Suara.com - Pemerintah AS sempat umumkan pemberlakukan tarif impor 100% pada kendaraan listrik (EV) asal China, yang naik signifikan dibanding tarif sebelumnya. Tarif baru ini akan berlaku mulai 27 September.
Tidak hanya EV, tarif impor terkait piranti lain seperti sel surya asal China juga naik menjadi 50%, sementara untuk baja, aluminium, baterai EV, dan mineral penting, tarif baru akan menjadi 25%.
Tahun depan, tarif 50% juga akan diberlakukan pada semikonduktor asal China, dan mulai 1 Januari 2026, baterai lithium-ion, mineral, dan komponen untuk laptop serta ponsel akan dikenakan tarif 25%.
Rencana ini tentunya membuat pabrikan otomotif terpaksa bermanuver.
Baca Juga: Kembaran Wuling Cloud EV Resmi Meluncur, Harga Di Bawah Avanza
General Motors (GM) kini disinyalir sedang mengeksplorasi kemungkinan untuk mendapatkan baterai kendaraan listrik menggunakan teknologi dari Contemporary Amperex Technology Co (CATL), produsen baterai EV terbesar di dunia dari China.
Namun, alih-alih memproduksi baterai ini di China, GM berencana untuk memproduksinya di Amerika Serikat, sehingga mengurangi risiko tarif impor.
Menurut Carscoops, GM mungkin mendapatkan baterai ini dari pabrik yang dioperasikan oleh perusahaan Jepang TDK Corp.
Pabrik ini dapat didirikan di bagian selatan AS, dan diharapkan dapat menciptakan lebih dari 1.000 pekerjaan baru dan meningkatkan perekonomian lokal.
Bloomberg melaporkan bahwa TDK akan melisensi teknologi CATL untuk memproduksi sel lithium iron phosphate (LFP).
Baca Juga: Uni Eropa Turunkan Tarif Mobil Listrik China, Kubu Beijing Minta Negosiasi
Meskipun Ford telah berkomitmen untuk menginvestasikan $3,5 miliar dalam pabrik baterai di Michigan menggunakan teknologi CATL, GM berencana untuk menghindari keterlibatan ekuitas dalam usaha ini.
Strategi ini dapat membantu GM menghindari pengawasan potensial dari anggota parlemen AS yang khawatir tentang investasi asing di sektor teknologi kritis.

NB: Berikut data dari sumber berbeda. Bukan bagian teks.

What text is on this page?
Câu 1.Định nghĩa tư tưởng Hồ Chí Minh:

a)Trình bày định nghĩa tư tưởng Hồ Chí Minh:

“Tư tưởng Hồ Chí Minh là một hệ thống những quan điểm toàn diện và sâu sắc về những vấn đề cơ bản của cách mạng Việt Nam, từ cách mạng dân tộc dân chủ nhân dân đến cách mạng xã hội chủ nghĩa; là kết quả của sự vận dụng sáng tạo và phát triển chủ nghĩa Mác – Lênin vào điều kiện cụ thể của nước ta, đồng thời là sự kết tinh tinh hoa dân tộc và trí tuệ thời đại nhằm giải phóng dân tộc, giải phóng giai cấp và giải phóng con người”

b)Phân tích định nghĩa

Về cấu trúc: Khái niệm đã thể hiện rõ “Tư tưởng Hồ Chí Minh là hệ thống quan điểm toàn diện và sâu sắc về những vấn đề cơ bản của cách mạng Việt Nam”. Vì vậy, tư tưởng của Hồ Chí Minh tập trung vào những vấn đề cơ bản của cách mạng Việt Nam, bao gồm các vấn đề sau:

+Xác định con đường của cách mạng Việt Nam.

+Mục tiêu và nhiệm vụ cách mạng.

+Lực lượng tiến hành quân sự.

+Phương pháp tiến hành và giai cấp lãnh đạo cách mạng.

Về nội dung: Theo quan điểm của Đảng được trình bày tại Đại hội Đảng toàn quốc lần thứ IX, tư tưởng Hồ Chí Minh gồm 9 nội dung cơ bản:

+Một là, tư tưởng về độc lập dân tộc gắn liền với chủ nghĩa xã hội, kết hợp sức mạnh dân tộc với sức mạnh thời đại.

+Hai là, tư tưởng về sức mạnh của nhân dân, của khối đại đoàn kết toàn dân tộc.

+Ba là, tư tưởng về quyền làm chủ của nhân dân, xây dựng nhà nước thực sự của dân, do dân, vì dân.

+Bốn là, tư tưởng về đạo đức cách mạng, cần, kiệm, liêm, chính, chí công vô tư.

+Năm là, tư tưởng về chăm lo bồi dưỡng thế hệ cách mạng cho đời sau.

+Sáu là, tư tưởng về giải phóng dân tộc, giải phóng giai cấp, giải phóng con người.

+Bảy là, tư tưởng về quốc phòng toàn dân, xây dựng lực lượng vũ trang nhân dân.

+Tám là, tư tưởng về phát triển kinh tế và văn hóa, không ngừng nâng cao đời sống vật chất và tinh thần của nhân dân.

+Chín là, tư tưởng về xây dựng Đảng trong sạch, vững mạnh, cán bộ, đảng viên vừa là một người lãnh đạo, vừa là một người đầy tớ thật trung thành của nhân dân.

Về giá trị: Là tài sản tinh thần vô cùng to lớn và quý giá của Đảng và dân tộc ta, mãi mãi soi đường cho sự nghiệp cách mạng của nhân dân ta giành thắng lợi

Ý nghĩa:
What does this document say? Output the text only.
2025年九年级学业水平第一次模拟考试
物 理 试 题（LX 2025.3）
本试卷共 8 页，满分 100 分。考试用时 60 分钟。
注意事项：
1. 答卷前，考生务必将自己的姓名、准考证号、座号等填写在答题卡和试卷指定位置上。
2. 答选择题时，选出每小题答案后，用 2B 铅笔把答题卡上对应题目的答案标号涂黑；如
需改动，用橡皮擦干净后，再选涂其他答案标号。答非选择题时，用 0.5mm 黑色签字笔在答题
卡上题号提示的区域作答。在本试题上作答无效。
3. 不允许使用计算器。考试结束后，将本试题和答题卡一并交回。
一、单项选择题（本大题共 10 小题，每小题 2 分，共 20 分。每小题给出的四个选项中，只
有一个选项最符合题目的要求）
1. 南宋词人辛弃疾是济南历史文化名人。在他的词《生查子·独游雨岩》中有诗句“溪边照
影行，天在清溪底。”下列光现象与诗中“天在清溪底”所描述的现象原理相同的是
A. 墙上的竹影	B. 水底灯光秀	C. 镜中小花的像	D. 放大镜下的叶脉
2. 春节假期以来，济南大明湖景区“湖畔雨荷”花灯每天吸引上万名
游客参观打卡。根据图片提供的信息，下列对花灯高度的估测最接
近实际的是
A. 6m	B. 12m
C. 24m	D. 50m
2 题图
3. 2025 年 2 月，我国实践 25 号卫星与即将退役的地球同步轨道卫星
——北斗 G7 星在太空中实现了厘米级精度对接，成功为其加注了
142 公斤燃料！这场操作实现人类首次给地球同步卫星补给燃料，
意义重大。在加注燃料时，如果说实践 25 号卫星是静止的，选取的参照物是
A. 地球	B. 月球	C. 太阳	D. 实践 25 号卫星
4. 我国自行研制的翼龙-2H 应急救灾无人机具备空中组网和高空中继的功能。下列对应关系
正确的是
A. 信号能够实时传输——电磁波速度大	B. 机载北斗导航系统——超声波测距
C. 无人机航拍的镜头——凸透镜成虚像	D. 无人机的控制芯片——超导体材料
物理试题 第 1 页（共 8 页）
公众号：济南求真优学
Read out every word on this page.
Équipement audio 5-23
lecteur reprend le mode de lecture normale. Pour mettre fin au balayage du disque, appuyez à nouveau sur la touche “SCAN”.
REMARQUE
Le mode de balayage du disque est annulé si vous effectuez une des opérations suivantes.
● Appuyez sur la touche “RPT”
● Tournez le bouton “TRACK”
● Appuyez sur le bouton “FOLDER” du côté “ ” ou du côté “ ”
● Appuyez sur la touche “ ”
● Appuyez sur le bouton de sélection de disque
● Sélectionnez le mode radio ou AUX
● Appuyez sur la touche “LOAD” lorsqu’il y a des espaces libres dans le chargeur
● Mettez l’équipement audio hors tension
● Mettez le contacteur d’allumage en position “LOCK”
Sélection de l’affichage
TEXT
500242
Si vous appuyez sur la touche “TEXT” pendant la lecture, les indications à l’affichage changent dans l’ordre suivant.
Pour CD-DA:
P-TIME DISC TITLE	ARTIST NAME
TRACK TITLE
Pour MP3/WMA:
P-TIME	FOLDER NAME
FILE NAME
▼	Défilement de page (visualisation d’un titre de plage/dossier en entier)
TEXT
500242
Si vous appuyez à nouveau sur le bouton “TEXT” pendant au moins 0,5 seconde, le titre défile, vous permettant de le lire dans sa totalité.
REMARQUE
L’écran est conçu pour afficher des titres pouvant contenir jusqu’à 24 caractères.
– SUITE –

Dengan bekerja melalui kontrak pasokan, GM dapat memperoleh sel LFP dari TDK dengan harga tetap selama jangka waktu perjanjian jangka panjang.
Pendekatan ini tidak hanya akan melindungi GM dari biaya impor yang signifikan tetapi juga melindunginya dari fluktuasi harga baterai. Selain itu, pendekatan ini memberikan stabilitas di tengah iklim politik yang tidak stabil.
Banyak detail tentang rencana ini masih belum dikonfirmasi dan dapat berubah tergantung pada hasil pemilihan presiden November mendatang.
GM telah menolak untuk mengomentari laporan tersebut tetapi mengatakan bahwa "strategi EV kami difokuskan pada merancang produk yang terus menurunkan biaya, meningkatkan kinerja, dan melokalisasi produksi. Teknologi baterai adalah kunci dari strategi tersebut."
Yang menarik, CATL, yang didirikan oleh Robin Zeng Yuqun pada tahun 2011, memiliki hubungan yang signifikan dengan TDK Jepang.
Zeng sebelumnya mendirikan Amperex Technology Limited (ATL) pada tahun 1999, yang kemudian diakuisisi oleh TDK pada tahun 2005.
Zeng kemudian bekerja sebagai manajer di TDK, menghubungkan karir awalnya secara langsung dengan kemajuan teknologi perusahaan Jepang di sektor baterai.